Do not try and bend the spoon, that's impossible. Instead, only try to realize the truth... there is no spoon. Then you'll see that it is not the spoon that bends, it is only yourself. ―Spoon Boy to Neo
When you import a local file from your PC into CAS, do you feel sometimes you are asked to bend the spoon, just by looking at it? Here are 6 simple ways to import a local file in Cloud Analytic Services (CAS) and make it available in SAS® Viya™.
Simply put, no data, no analytics. It all starts with importing your files in CAS. And many files are still, on someone's computer.
We will focus on a client side load: import a file stored on your PC and make it available in CAS. What is a client? A browser, a “SAS client” (SPRE or SAS 9.4M5), or your local storage.
The focus is not server side load: when the file is already on the CAS Controller, or on a location available to the CAS Controller or workers: mounted drive, Hadoop distribution, DNFS, etc. The next question is how?
Six ways to import a file into CAS (and maybe at least three to upload it): the focus this post will be on the cases marked in green. In the next posts, you will learn about file import with python and how to import local SAS datasets.
A bottleneck is the time to upload the file on the SAS platform, as it depends where you are and where the SAS servers are located, internet speed, etc..
A simple test shows PROC CAS and PROC CASUTIL performing much faster than PROC IMPORT (in my environment). The first two run in CAS, the latter in SPRE.

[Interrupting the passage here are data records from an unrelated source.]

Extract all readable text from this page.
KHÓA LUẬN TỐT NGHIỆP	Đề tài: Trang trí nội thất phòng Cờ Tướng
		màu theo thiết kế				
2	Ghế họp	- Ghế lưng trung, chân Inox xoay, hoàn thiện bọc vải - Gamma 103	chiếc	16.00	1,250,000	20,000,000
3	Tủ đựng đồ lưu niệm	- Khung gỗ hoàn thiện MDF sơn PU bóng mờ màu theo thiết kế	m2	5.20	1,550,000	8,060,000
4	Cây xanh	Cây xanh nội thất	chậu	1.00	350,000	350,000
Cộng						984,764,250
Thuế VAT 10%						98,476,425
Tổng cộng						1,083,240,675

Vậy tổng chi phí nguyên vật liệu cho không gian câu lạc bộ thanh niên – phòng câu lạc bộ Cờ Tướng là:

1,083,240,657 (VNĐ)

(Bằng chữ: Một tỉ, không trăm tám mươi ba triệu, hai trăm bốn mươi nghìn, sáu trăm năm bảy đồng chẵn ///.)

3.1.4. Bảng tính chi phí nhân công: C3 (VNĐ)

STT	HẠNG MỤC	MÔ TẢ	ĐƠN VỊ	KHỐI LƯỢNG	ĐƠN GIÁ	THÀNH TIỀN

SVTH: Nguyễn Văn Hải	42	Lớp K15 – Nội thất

Assume you need to import a single file prdsale.csv in the table prdsale, the casuser CASLIB.
Visual Interface = SAS Data Explorer, SAS Environment Manager (Data tab), SAS Visual Analytics (Add data). There might be more interfaces. If I forgot one, please leave me a comment.

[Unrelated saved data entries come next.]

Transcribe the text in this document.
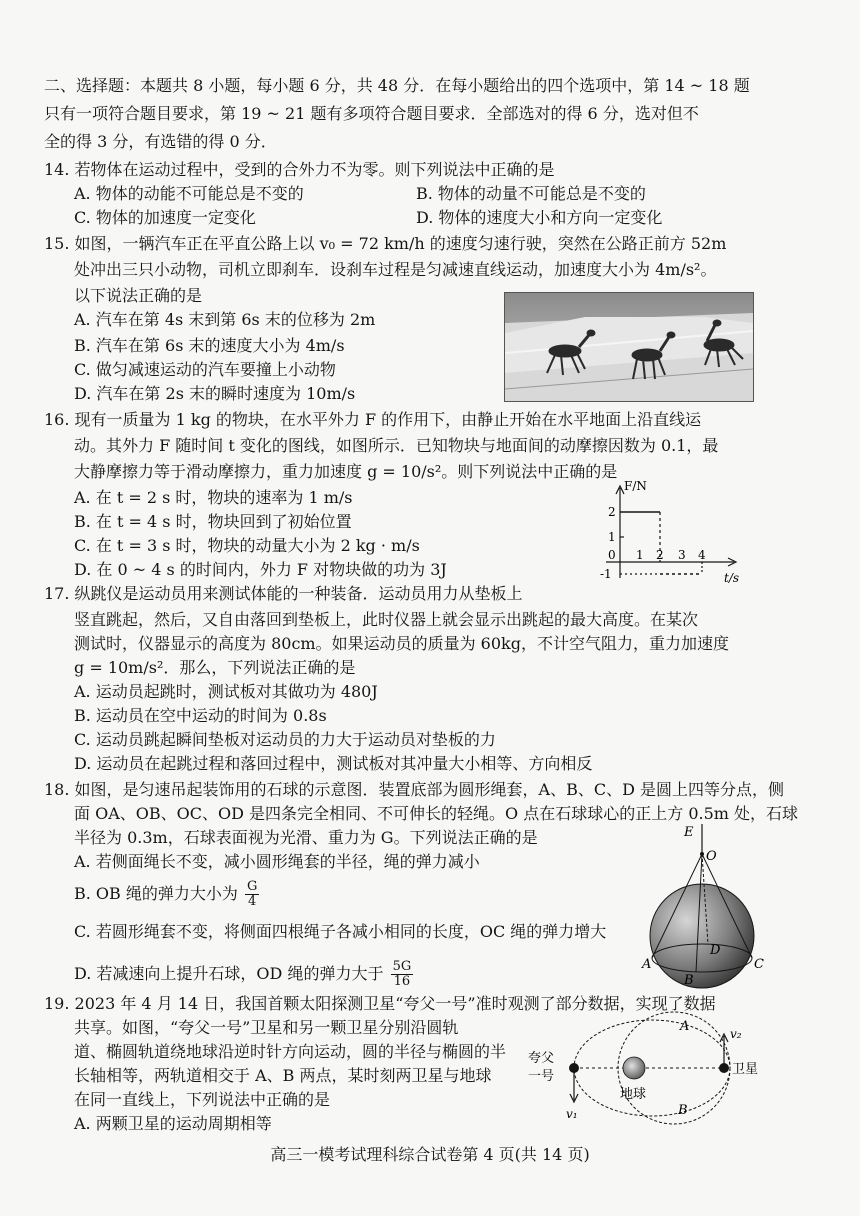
二、选择题：本题共 8 小题，每小题 6 分，共 48 分．在每小题给出的四个选项中，第 14 ~ 18 题
只有一项符合题目要求，第 19 ~ 21 题有多项符合题目要求．全部选对的得 6 分，选对但不
全的得 3 分，有选错的得 0 分．
14. 若物体在运动过程中，受到的合外力不为零。则下列说法中正确的是
A. 物体的动能不可能总是不变的	B. 物体的动量不可能总是不变的
C. 物体的加速度一定变化	D. 物体的速度大小和方向一定变化
15. 如图，一辆汽车正在平直公路上以 v₀ = 72 km/h 的速度匀速行驶，突然在公路正前方 52m
处冲出三只小动物，司机立即刹车．设刹车过程是匀减速直线运动，加速度大小为 4m/s²。
以下说法正确的是
A. 汽车在第 4s 末到第 6s 末的位移为 2m
B. 汽车在第 6s 末的速度大小为 4m/s
C. 做匀减速运动的汽车要撞上小动物
D. 汽车在第 2s 末的瞬时速度为 10m/s
16. 现有一质量为 1 kg 的物块，在水平外力 F 的作用下，由静止开始在水平地面上沿直线运
动。其外力 F 随时间 t 变化的图线，如图所示．已知物块与地面间的动摩擦因数为 0.1，最
大静摩擦力等于滑动摩擦力，重力加速度 g = 10/s²。则下列说法中正确的是
A. 在 t = 2 s 时，物块的速率为 1 m/s
B. 在 t = 4 s 时，物块回到了初始位置
C. 在 t = 3 s 时，物块的动量大小为 2 kg · m/s
D. 在 0 ~ 4 s 的时间内，外力 F 对物块做的功为 3J
F/N
t/s
2
1
0
-1
1 2 3 4
17. 纵跳仪是运动员用来测试体能的一种装备．运动员用力从垫板上
竖直跳起，然后，又自由落回到垫板上，此时仪器上就会显示出跳起的最大高度。在某次
测试时，仪器显示的高度为 80cm。如果运动员的质量为 60kg，不计空气阻力，重力加速度
g = 10m/s²．那么，下列说法正确的是
A. 运动员起跳时，测试板对其做功为 480J
B. 运动员在空中运动的时间为 0.8s
C. 运动员跳起瞬间垫板对运动员的力大于运动员对垫板的力
D. 运动员在起跳过程和落回过程中，测试板对其冲量大小相等、方向相反
18. 如图，是匀速吊起装饰用的石球的示意图．装置底部为圆形绳套，A、B、C、D 是圆上四等分点，侧
面 OA、OB、OC、OD 是四条完全相同、不可伸长的轻绳。O 点在石球球心的正上方 0.5m 处，石球
半径为 0.3m，石球表面视为光滑、重力为 G。下列说法正确的是
A. 若侧面绳长不变，减小圆形绳套的半径，绳的弹力减小
B. OB 绳的弹力大小为 $\frac{G}{4}$
C. 若圆形绳套不变，将侧面四根绳子各减小相同的长度，OC 绳的弹力增大
D. 若减速向上提升石球，OD 绳的弹力大于 $\frac{5G}{16}$
E
O
A
B
C
D
19. 2023 年 4 月 14 日，我国首颗太阳探测卫星“夸父一号”准时观测了部分数据，实现了数据
共享。如图，“夸父一号”卫星和另一颗卫星分别沿圆轨
道、椭圆轨道绕地球沿逆时针方向运动，圆的半径与椭圆的半
长轴相等，两轨道相交于 A、B 两点，某时刻两卫星与地球
在同一直线上，下列说法中正确的是
A. 两颗卫星的运动周期相等
夸父
一号
地球
卫星
A
B
v₁
v₂
高三一模考试理科综合试卷第 4 页(共 14 页)
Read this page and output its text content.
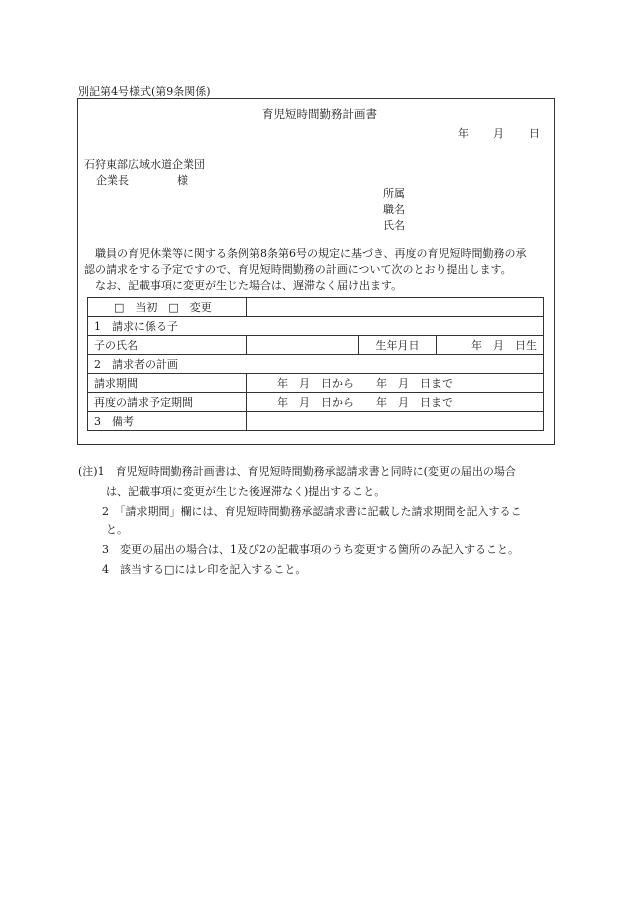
別記第4号様式(第9条関係)
育児短時間勤務計画書
年 月 日
石狩東部広域水道企業団
企業長	様
所属
職名
氏名
職員の育児休業等に関する条例第8条第6号の規定に基づき、再度の育児短時間勤務の承
認の請求をする予定ですので、育児短時間勤務の計画について次のとおり提出します。
なお、記載事項に変更が生じた場合は、遅滞なく届け出ます。
□　当初　□　変更			
1　請求に係る子			
子の氏名		生年月日	年　月　日生
2　請求者の計画			
請求期間	年　月　日から　　年　月　日まで		
再度の請求予定期間	年　月　日から　　年　月　日まで		
3　備考			
(注)1　育児短時間勤務計画書は、育児短時間勤務承認請求書と同時に(変更の届出の場合
は、記載事項に変更が生じた後遅滞なく)提出すること。
2　「請求期間」欄には、育児短時間勤務承認請求書に記載した請求期間を記入するこ
と。
3　変更の届出の場合は、1及び2の記載事項のうち変更する箇所のみ記入すること。
4　該当する□にはレ印を記入すること。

Pluses (+): easiest, most convenient and ubiquitous in Viya.
Attention points:
SAS Data Explorer example:
Pick the file from your PC.
...and off it goes into your CASLIB.
As an alternative: Firstly, load your files in the SAS Drive folders.
Secondly, import with (your favorite) Visual Interface = SAS Data Explorer, SAS Environment Manager (Data), SAS Visual Analytics (Add data).

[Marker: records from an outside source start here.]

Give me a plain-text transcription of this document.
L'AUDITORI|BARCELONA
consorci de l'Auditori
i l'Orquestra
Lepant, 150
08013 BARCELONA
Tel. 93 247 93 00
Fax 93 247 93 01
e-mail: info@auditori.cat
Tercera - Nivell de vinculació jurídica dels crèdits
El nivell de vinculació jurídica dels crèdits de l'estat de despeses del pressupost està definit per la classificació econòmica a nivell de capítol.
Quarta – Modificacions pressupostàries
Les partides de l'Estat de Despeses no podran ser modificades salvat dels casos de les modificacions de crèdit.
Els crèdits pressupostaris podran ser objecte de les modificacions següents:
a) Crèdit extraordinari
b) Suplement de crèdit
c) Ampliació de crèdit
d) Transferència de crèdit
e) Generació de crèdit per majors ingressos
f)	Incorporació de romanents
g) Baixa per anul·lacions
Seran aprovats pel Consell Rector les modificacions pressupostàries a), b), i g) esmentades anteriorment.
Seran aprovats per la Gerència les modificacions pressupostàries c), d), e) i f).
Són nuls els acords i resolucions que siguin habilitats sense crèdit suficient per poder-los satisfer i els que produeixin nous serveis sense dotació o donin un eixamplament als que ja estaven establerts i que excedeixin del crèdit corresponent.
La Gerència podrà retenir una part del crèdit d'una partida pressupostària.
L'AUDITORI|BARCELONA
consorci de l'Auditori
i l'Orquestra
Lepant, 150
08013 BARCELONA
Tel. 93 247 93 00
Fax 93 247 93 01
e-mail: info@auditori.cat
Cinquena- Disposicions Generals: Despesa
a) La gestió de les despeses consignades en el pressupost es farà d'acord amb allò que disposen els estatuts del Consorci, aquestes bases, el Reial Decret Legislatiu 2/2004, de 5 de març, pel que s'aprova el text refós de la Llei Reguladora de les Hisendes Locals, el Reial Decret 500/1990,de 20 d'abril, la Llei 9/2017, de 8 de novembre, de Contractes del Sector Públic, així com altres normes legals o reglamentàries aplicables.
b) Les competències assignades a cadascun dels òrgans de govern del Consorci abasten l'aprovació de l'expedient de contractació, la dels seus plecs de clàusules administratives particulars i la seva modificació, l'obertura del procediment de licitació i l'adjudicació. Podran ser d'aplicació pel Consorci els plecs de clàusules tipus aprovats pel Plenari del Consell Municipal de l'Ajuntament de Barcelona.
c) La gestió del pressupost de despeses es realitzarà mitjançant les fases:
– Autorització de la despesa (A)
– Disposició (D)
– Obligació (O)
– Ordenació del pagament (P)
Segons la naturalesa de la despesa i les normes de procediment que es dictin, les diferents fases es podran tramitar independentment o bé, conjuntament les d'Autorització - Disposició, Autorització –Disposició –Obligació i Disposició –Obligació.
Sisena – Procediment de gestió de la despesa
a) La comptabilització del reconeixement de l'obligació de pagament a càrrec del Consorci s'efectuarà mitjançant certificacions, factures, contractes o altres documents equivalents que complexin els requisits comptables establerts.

For example: use SAS Environment Manager: (file stored in SAS Content e.g. SAS Content / Users / <user> / My Folder)
Attention points:
This is a two-step process:
Attention point: There is a 100 MB file upload limit.
Option 1: reuse the file uploaded in SAS Content / Users / <user> / My Folder
Option 2: upload to intviya01 > Home
You can upload the file somewhere else, for example, on the SAS Viya Service Layer Server in intviya01 > Home
Option 3: file transfer (FTP):
The file stored in the SAS Viya Service Layer Server in /home/user/ . The location is identical with intviya01 > Home in SAS Studio V.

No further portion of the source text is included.